[PATCH 0/3] Change ARCH_NR_GPIO into a Kconfig variable

Russell King - ARM Linux linux at arm.linux.org.uk
Thu Nov 3 19:17:07 EDT 2011


On Thu, Nov 03, 2011 at 07:07:42PM -0400, Mike Frysinger wrote:
> On Thursday 03 November 2011 18:44:52 Russell King - ARM Linux wrote:
> > It most certainly is an improvement.
> > 
> > One of the things that we (the ARM community as a whole) is focused on to
> > is to reduce the amount of code in arch/arm through consolidation, removing
> > as much duplication as practical between the various SoCs.
> > 
> > One of the other factors that we're also focused on is:
> > (a) reducing the number of configurations which have to be built to
> > properly build-test ARM
> > (b) reducing the number of kernels which have to be built to support a
> >     range of ARM platforms
> 
> i'm aware of these efforts, but i don't see how this Kconfig solution gets you 
> there.  it's still a single define depending on arch-specific knobs.  now, if 
> this were treated as a max value that was based on all the arch needs, it's 
> now useful across SoCs.

(a) you need to read other discussions on this subject which have already
been had on linux-arm-kernel.  Essentially I've had it in the neck for
less than 128 bytes of needless bloat.  So when I'm faced with 8K of
bloat, what do you think my reaction will be?  Roll over and capitulate
only to get it in the neck again?  Or come up with an easy solution?
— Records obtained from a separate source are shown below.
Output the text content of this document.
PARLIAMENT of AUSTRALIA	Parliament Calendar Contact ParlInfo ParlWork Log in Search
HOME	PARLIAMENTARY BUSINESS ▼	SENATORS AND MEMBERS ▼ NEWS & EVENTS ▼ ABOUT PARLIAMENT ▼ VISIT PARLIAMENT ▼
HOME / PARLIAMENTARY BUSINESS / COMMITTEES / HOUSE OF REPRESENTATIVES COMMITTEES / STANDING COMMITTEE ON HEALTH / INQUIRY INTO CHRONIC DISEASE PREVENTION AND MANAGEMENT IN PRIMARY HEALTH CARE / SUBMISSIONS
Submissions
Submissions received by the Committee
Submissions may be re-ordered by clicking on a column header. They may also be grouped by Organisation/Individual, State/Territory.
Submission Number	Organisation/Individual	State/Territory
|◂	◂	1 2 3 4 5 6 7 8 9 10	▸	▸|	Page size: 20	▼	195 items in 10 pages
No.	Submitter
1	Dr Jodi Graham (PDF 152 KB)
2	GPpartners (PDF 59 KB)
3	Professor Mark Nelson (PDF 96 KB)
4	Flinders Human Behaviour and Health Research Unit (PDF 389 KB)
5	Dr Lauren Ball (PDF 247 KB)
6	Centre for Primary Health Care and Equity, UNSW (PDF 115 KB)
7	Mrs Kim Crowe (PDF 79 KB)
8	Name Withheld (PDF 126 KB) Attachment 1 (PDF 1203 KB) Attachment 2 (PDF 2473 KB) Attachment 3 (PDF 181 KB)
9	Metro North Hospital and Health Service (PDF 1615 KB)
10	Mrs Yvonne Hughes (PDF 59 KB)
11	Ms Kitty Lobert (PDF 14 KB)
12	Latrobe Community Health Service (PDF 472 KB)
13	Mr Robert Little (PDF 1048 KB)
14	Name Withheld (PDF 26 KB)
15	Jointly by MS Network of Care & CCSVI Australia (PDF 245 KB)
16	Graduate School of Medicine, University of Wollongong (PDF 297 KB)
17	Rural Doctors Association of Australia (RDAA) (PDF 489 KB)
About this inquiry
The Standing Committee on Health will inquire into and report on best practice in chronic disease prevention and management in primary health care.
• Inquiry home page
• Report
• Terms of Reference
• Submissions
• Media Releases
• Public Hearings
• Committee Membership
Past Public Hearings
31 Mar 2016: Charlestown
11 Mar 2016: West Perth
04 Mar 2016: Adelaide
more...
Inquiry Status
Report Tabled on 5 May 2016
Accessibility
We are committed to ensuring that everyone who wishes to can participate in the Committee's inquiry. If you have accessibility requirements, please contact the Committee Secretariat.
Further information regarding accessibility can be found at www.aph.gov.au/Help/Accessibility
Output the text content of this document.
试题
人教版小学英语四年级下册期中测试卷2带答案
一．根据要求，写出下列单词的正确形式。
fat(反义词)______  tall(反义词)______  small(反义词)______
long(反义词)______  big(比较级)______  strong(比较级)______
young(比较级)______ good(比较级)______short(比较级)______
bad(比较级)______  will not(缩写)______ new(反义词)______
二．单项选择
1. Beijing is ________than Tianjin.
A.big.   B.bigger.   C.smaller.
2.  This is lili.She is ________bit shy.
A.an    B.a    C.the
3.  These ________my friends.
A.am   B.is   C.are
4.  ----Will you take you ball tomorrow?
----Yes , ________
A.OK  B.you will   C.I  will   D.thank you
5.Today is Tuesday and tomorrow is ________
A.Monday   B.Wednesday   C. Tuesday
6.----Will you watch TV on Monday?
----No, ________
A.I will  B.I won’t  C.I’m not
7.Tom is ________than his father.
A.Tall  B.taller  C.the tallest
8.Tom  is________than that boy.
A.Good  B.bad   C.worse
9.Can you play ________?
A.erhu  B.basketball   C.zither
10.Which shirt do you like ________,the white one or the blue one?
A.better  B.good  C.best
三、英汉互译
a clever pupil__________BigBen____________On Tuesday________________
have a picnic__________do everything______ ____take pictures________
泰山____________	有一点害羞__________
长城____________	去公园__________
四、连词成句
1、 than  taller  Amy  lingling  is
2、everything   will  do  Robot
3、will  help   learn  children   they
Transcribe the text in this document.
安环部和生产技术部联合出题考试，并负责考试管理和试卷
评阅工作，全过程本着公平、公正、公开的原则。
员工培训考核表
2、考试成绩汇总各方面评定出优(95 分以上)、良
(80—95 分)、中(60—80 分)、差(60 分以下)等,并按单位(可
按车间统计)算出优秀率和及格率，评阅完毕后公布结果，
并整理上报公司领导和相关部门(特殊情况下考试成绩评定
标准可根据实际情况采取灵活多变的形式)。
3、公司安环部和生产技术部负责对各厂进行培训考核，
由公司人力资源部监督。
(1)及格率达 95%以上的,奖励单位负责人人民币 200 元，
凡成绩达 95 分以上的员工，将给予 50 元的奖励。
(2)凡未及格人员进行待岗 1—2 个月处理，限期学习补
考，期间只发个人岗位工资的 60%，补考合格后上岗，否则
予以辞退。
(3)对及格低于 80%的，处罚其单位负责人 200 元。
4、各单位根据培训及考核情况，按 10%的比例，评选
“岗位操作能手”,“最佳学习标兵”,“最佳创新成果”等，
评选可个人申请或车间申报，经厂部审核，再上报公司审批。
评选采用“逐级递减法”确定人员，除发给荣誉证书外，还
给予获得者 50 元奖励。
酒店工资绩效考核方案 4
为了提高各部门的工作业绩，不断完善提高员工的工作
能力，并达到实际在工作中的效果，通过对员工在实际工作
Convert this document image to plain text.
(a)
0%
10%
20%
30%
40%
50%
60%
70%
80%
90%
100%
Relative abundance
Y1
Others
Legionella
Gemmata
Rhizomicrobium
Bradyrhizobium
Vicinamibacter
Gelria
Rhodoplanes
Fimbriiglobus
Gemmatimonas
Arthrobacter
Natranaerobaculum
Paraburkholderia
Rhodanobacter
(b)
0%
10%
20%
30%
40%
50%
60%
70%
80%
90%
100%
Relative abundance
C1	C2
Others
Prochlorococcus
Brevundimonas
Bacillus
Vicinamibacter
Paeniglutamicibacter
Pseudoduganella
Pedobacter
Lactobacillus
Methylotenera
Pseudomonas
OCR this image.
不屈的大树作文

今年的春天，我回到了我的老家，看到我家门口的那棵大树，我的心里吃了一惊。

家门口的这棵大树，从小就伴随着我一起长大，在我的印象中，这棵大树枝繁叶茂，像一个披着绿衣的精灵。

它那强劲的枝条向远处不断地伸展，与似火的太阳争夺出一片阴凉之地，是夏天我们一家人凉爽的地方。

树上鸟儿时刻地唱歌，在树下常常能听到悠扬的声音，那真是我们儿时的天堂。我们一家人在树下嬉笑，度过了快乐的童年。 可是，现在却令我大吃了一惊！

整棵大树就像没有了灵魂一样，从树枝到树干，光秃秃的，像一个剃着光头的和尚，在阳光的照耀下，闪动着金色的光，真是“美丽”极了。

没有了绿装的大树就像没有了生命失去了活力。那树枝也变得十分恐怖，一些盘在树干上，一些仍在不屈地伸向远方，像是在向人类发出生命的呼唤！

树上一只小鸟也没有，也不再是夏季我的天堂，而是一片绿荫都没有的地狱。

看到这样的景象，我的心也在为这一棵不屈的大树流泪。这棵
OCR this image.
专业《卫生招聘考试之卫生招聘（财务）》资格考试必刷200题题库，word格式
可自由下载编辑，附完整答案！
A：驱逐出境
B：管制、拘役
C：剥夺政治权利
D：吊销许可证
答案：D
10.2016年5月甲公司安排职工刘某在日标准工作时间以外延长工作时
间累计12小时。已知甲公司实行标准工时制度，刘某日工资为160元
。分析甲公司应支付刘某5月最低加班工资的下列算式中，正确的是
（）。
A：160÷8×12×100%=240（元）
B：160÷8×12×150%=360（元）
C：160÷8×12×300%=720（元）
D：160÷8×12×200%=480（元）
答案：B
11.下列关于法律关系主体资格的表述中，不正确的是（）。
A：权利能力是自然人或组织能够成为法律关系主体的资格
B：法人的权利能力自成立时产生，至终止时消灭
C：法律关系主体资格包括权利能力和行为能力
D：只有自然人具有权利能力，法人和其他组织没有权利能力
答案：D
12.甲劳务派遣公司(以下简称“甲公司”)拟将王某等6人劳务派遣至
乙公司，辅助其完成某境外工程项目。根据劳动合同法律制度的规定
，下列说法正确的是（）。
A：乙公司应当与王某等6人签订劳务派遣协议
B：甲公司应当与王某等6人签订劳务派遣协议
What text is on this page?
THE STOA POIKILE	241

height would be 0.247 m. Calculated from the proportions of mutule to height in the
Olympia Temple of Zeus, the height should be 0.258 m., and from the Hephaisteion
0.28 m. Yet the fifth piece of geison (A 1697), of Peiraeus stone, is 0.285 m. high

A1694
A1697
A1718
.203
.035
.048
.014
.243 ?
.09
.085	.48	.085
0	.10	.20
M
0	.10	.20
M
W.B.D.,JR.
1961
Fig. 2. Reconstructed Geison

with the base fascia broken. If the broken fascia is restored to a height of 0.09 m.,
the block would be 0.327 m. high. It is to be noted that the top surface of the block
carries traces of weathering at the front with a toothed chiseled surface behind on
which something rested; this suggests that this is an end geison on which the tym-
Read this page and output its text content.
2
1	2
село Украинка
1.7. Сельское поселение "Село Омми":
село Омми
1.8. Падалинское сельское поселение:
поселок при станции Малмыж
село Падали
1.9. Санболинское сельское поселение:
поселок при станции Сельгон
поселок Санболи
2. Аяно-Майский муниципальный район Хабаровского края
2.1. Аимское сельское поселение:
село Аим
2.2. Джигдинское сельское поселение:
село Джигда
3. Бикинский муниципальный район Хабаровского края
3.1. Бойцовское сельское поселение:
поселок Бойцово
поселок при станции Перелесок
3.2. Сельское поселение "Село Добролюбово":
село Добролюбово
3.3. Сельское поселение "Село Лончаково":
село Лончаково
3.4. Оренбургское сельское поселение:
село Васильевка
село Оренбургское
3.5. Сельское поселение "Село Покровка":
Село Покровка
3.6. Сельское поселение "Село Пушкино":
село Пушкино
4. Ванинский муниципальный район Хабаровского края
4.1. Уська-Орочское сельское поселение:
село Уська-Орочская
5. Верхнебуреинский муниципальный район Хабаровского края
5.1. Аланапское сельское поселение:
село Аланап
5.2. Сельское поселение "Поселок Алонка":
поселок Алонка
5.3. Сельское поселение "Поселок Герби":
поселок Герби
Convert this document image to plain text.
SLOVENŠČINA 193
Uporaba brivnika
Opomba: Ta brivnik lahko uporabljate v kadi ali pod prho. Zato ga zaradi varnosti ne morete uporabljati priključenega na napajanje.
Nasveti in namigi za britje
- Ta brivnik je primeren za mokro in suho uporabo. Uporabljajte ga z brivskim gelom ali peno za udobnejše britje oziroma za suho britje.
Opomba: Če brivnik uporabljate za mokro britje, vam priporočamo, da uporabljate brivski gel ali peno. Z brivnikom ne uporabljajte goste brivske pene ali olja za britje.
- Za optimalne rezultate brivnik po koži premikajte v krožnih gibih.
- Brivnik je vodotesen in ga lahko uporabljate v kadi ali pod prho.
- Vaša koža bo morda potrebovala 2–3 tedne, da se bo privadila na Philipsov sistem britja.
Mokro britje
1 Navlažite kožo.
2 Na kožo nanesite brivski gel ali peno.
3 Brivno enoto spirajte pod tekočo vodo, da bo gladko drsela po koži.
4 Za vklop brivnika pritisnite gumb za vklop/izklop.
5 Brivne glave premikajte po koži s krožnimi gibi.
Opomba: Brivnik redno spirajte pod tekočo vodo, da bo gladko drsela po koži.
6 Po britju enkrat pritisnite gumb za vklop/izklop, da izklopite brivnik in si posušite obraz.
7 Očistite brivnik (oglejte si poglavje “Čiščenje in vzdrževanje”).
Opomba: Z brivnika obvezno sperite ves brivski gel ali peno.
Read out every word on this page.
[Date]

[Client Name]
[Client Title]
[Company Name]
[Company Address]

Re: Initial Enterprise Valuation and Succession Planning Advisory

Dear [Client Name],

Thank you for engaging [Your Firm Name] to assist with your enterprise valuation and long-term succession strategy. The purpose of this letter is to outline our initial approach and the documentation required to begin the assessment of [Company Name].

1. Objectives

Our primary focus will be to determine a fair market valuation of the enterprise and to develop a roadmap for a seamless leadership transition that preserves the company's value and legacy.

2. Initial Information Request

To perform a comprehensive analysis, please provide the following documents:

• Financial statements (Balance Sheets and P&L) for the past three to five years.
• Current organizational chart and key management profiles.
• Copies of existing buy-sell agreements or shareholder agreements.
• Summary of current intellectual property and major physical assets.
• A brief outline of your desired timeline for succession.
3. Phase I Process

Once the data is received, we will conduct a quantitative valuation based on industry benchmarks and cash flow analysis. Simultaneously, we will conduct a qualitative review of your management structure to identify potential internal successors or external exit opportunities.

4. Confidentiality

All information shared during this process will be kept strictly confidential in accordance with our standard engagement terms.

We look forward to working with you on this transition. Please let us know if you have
(b) that's effectively what it is - if you understand what's going on with
the 'default' statements.

For any option, there can be multiple 'default' statements:

- default value: "default" <expr> ["if" <expr>]
  A config option can have any number of default values. If multiple
  default values are visible, only the first defined one is active.
...
  Optionally, dependencies only for this default value can be added with
  "if".

Now, because of that well defined order, if we do this:

config FOO
	int
	default 1024 if A
	default 512 if B
	default 256

Then we end up with this truth table:

A B FOO
n n 256
n y 512
y n 1024
y y 1024

Which - provided the order is highest value first - gets us the highest
value for this variable dependent on which platforms have been selected.

And - given that we don't have many which require this treatment, this
is a sane solution to the problem.  Not only that but it's one which can
be trivially deleted from one file if and when we have sparse gpio.